Possible involvement of differential splicing in regulation of the activity of Arabidopsis ANP1 that is related to mitogen‐activated protein kinase kinase kinases (MAPKKKs)

Summary Three types of Arabidopsis cDNA (cANP1, cANP2 and cANP3) have been isolated that encode putative protein kinases, designated ANP1, ANP2 and ANP3. These kinases exhibit a high degree of hornology to NPK1, a tobacco protein that is a member of the family of mitogen‐activated protein kinase kinase kinases (MAPKKKs), which appears to function in the proliferation of tobacco cells. The predicted amino acid sequences of the kinase domains in the amino‐terminal halves of the ANPs were more than 80% identical to that of NPK1, while the kinase‐unrelated regions in the carboxy‐terminal halves exhibited relatively low homology. Two species of cANP1 were identified, ANP1L cDNA (cANPIL) and ANP1S cDNA (cANP1S), which were derived from a single ANP1 gene: the former had an intron‐like sequence in the coding region for the kinase‐unrelated region, while the latter did not include such an intron‐like sequence. cANP1L encoded a putative protein with both kinase and kinase‐unrelated domains, resembling NPK1, whereas cANPIS encoded only the amino‐terminal kinase domain because the intron‐like sequence was absent, with resulting elimination of most of the kinase‐unrelated region.
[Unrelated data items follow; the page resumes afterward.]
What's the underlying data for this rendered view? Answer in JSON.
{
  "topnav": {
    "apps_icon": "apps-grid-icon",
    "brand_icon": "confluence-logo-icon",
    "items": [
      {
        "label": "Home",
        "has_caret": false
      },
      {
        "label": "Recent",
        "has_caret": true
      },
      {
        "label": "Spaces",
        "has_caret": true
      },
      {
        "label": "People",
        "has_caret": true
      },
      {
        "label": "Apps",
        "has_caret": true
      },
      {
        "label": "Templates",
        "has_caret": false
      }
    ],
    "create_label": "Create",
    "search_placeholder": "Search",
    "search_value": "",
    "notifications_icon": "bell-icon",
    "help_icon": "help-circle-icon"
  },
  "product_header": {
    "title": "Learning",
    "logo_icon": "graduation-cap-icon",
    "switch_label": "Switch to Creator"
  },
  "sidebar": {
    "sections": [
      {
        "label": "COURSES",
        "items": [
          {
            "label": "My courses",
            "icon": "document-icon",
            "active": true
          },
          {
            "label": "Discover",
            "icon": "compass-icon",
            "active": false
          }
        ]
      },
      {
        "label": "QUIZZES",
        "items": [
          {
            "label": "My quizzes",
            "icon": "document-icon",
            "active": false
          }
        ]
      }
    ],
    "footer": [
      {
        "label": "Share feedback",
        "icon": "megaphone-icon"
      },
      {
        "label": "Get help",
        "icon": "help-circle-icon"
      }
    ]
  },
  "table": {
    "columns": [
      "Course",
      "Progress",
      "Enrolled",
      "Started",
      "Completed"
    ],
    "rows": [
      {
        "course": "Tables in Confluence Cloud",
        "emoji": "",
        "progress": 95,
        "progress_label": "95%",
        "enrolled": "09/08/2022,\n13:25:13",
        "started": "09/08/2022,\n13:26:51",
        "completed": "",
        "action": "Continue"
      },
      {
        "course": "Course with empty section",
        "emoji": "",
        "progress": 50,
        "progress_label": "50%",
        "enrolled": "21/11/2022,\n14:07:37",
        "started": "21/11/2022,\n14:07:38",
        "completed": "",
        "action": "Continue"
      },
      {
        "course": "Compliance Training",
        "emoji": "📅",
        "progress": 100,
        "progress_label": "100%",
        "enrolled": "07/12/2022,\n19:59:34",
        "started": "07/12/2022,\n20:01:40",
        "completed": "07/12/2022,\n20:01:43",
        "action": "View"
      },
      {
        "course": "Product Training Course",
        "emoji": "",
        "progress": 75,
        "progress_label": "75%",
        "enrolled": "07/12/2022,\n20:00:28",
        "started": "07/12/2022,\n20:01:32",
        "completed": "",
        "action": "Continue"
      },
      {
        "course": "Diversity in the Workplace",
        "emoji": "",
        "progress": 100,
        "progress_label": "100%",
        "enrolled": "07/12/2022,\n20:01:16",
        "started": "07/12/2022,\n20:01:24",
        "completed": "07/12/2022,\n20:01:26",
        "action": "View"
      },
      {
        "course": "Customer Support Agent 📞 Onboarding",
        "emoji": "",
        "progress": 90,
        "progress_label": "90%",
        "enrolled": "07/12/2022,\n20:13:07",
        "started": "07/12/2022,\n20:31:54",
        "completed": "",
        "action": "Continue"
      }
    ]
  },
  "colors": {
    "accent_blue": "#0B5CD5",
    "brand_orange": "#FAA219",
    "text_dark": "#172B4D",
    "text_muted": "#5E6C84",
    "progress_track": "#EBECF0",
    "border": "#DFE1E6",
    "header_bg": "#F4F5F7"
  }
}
Genetic analysis with mutant yeast cells showed that over‐expression of cANPIL or of cANPIS activated the mating pheromone‐responsive signal pathway which is mediated by a MAP kinase cascade. Moreover, the extent of such activation by cANPIS was greater than that by cANPIL. These results predict that differential splicing of the intron‐like sequence in the ANP1 transcript might be at least one of the molecular mechanisms involved in the generation of active ANP1 protein kinase.